The advisor did not explain any other investment products and
emphasized that “it was so good that he did not even want to introduce
other financial instruments and/or investments to her.”
Sharemax of course collapsed, and the investor duly sued the advisor
for her R2m plus interest – a total of almost R2.5m by the time this
case found its way through the High Court and an appeal to the Supreme
Court of Appeal (SCA).
- The advisor was found liable on the basis of having been negligent “and even dishonest” and to have “failed to exercise the degree of skill, care and diligence which one is entitled to expect from a FSP”.
Case 2: An R11m claim fails
A UK couple temporarily in South African sought a local financial advisor’s advice on how best to invest some “spare cash”.
They ended up putting GBP 565,000 and R700,000 (about R11m in all)
into investment products offered by UK based investment companies.

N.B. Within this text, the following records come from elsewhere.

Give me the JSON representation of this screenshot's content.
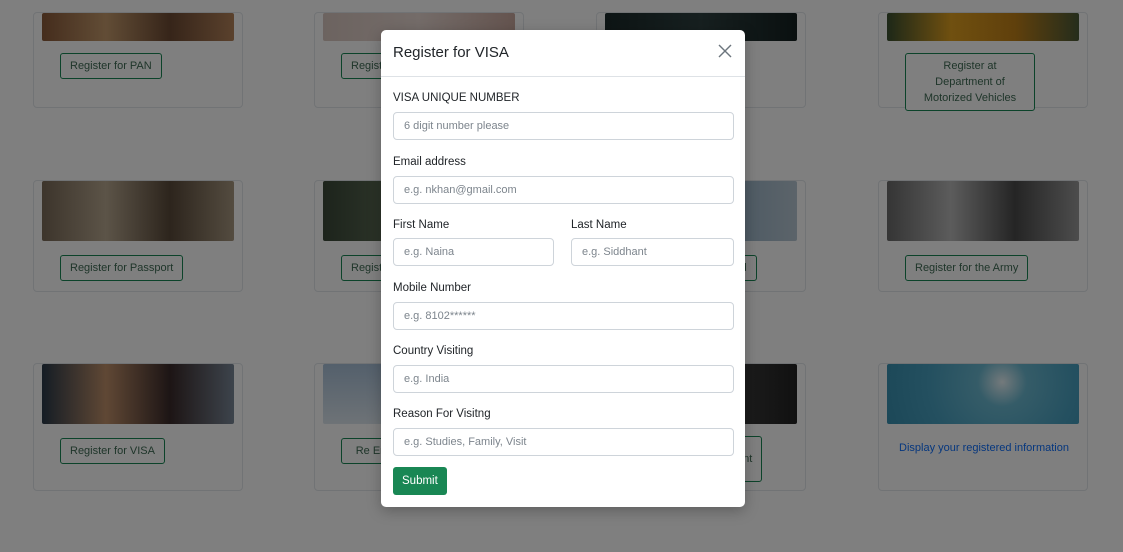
{
  "background_cards": {
    "pan_button": "Register for PAN",
    "partial_top_button": "Regist",
    "dmv_button": "Register at Department of Motorized Vehicles",
    "passport_button": "Register for Passport",
    "partial_mid_button": "Regist",
    "partial_mid_right_button": "rd",
    "army_button": "Register for the Army",
    "visa_button": "Register for VISA",
    "partial_bottom_button": "Re En",
    "partial_bottom_right_button": "ent",
    "display_info_link": "Display your registered information"
  },
  "modal": {
    "title": "Register for VISA",
    "visa_number": {
      "label": "VISA UNIQUE NUMBER",
      "placeholder": "6 digit number please",
      "value": ""
    },
    "email": {
      "label": "Email address",
      "placeholder": "e.g. nkhan@gmail.com",
      "value": ""
    },
    "first_name": {
      "label": "First Name",
      "placeholder": "e.g. Naina",
      "value": ""
    },
    "last_name": {
      "label": "Last Name",
      "placeholder": "e.g. Siddhant",
      "value": ""
    },
    "mobile": {
      "label": "Mobile Number",
      "placeholder": "e.g. 8102******",
      "value": ""
    },
    "country": {
      "label": "Country Visiting",
      "placeholder": "e.g. India",
      "value": ""
    },
    "reason": {
      "label": "Reason For Visitng",
      "placeholder": "e.g. Studies, Family, Visit",
      "value": ""
    },
    "submit_label": "Submit"
  },
  "colors": {
    "success_green": "#198754",
    "link_blue": "#0d6efd",
    "backdrop": "rgba(0,0,0,0.5)"
  }
}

The
companies failed and the investments were rendered worthless.
The investors successfully sued the advisor in the High Court for
R11m in damages, but on appeal to the SCA their claim was dismissed.
The investors, said the Court, had failed on the evidence to
“identify what a reasonably skilled financial service provider would
know about products in the market place; what due diligence they would
have done before making a presentation to a prospective client and what
sources of information they would have consulted.” They had
failed to prove that any negligence on the advisor’s part in “making a
presentation without adequate knowledge of the proposed investments,
resulted in advice materially different from that which a reasonably
competent advisor would have given.” (Emphasis supplied).
- End result – the investors lose their R11m and face a (doubtless substantial) legal bill.
Case 3: A R5m claim fails
To the High Court now for some insight into the range of factors that a court is likely to take into account in deciding liability –
This was another Sharemax investment, this time for R5m.
The difference was that this investor was found to have been an
astute and wealthy businessman who managed his own share portfolio and
went into the investment understanding the risks and “with his eyes
open” after taking independent advice.
- Claim dismissed.
The bottom line, and some advice for investors
Let’s start off with this thought – unless you are fully qualified to make your own investment decisions, seeking help from a financial advisor is a no-brainer. A trained and certified professional advisor brings elements of insight, knowledge and objectivity that you can never match on your own.
Just be sure that your chosen advisor is the right advisor for you and is both competent and trustworthy. As a first step check for FSCA (Financial Sector Conduct Authority) authorisation (and a list of products the advisor is approved to provide) here.
If worst comes to worst and you feel that your advisor has let you down and should refund you, the bottom line (in a nutshell) is that to successfully sue you will have to prove that you suffered loss in consequence of following your advisor’s negligent advice.
The million dollar question (literally perhaps) is of course – how do you establish that necessary element of negligence? Whilst it will never be easy, and whilst each case will be treated on its own merits, the SCA (in the R11m case above) usefully held that an advisor’s legal duties are mirrored in the FAIS (Financial Advisory and Intermediary Services) Act and its Codes of Conduct. So perhaps start off by proving a breach of the General Code of Conduct’s provision that “an authorised financial service provider ‘must at all times render financial services honestly, fairly, with due skill, care diligence and in the interests of clients and the integrity of the financial services industry‘.”
There’s also the FAIS Ombud option
You may not need to go to court to recover your losses, in that the “FAIS Ombud” (Ombudsman for Financial Services Providers) has the power to resolve complaints against FSPs. It can award “fair compensation for the financial prejudice or damage suffered” up to its jurisdictional limit of R800,000. In at least two Sharemax complaints, compensation orders have been issued, but many more have been dismissed.
Ask your lawyer which route is best for you.
And last but not least, some advice for financial advisors
Make sure that all your documentation protects you from liability as much as possible, that you have insurance cover in place in case you are sued (in the R2.5m case mentioned above, the insurers were ordered to indemnify the advisor against the claim), and that you comply strictly with FAIS and its Codes.